Es war für mich interessant, auf einem Fender-Rhodes zu spielen gemeinsam mit Mr Krime als Scratcher und mit elektronischen Sounds vom Keyboard. Es war eine besondere Erfahrung, aber ich glaube nicht, dass wir dies fortsetzen werden. Also auch nichts mit ECM.
Was kannst Du zu Manfred Eicher sagen? Gibt es konkrete Pläne für die Zukunft?
Manfred Eicher ist ein großartiger Produzent und ein feiner Mensch, der alles weiß – nicht nur über die Musik. Er kennt sich auch in der Kunst aus, mit hervorragenden Leuten arbeitete er schon zusammen. Wenn man seinen Plattenkatalog anschaut, erfährt man, welch ein bedeutender Producer er ist. Er ist sehr kreativ. Ich erinnere mich, wie wir erstmals ihn wegen der Stańko-Musik trafen. Da war mir klar, dass er auch unser Trio betreuen sollte. Von Beginn an stimmte die Chemie. Er unterbreitete uns dann das Angebot, eine Studio-Session zu bestreiten.

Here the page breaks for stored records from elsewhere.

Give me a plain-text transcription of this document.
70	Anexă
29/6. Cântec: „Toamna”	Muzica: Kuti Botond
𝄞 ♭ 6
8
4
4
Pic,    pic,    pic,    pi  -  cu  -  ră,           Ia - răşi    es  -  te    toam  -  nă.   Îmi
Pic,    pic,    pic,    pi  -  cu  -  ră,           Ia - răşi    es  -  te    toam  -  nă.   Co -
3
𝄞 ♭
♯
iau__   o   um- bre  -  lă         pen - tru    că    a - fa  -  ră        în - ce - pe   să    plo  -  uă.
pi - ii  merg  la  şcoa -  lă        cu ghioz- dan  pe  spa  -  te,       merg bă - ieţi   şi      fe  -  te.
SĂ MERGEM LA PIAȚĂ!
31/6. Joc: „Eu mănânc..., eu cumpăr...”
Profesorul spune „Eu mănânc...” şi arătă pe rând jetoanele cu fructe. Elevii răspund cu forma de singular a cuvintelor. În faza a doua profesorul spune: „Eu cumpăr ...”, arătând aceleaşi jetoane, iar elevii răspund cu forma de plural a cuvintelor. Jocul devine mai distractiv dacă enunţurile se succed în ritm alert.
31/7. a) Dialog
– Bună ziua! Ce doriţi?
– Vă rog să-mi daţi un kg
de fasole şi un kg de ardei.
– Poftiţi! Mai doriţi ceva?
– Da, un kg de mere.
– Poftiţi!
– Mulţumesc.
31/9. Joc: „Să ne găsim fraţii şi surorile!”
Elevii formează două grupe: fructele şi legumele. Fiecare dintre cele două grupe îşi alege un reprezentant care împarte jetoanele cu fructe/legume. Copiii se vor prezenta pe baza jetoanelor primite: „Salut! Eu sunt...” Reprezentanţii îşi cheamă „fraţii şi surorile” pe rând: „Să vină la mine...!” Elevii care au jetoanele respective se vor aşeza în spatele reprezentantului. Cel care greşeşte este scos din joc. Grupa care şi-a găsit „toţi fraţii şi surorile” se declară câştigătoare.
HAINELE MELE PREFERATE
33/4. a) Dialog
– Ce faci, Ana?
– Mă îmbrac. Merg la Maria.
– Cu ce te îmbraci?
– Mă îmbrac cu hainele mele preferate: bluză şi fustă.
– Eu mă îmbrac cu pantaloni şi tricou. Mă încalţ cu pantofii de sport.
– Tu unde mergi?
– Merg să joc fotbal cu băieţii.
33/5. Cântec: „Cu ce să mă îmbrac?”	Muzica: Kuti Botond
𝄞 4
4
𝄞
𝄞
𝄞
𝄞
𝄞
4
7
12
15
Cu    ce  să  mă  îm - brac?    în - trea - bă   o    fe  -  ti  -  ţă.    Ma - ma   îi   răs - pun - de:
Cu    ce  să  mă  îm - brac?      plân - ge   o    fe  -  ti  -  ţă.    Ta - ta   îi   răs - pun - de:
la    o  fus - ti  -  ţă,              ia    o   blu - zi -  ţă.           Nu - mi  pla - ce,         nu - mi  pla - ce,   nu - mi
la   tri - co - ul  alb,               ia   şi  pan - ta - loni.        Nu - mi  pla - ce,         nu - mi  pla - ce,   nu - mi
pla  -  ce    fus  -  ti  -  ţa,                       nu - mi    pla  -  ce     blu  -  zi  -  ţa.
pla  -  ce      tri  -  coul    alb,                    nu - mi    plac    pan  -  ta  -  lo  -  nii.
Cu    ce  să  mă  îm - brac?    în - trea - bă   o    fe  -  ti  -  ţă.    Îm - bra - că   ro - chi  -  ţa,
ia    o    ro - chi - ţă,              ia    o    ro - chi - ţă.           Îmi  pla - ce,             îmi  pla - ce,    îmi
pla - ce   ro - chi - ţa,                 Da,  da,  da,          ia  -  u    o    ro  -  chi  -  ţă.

Manfred ist sozusagen ein weiteres Bandmitglied, ein faszinierender Mann. Anfang 2019 soll für ECM neue Studioaufnahmen gefertigt werden.
Ich denke, die Gleichberechtigung der Instrumente ist typisch für Dein Trio – da gibt es keine egozentrischen Trips, alle drei Musiker reagieren und kommunizieren fortwährend miteinander. Ist dies korrekt? Wie würdest Du selbst das Profil Deiner Band beschreiben?
Schon so lange spielen wir zusammen… Auch das ist eine „matter of chemistry“, die seit Beginn stimmte, als Sławomir und ich mit Michał begannen. Von Anfang an passierte da was, es herrschte eine positive Spannung. Die rhythmischen Parts waren da, wo wollten alle in die gleiche Richtung. Wir sind Freunde, wir harmonieren in den Charakteren, wir mögen uns. Wir spielen gut auf der Bühne, und die Herangehensweise von Sławomir mit dem Kontrabass an den Rhythmus entspricht meinem Gefühl, er agiert voller Energie. Michał dagegen nimmt den „pulse“ etwas zurück. Das klingt zusammen sehr gut. Die rhythmische Konzeption und unsere Persönlichkeiten sind stimmig, und ich hoffe, dass dies noch geraume Zeit oder hoffentlich für ewig anhalten wird.
Wenn wir Musik machen, so bemerkte ich, ist das Tempo elastisch. Niemand handelt stur, sondern ist flexibel. Die Musik soll atmen. Die „time“ ist nicht alles. So haben wir Spaß daran.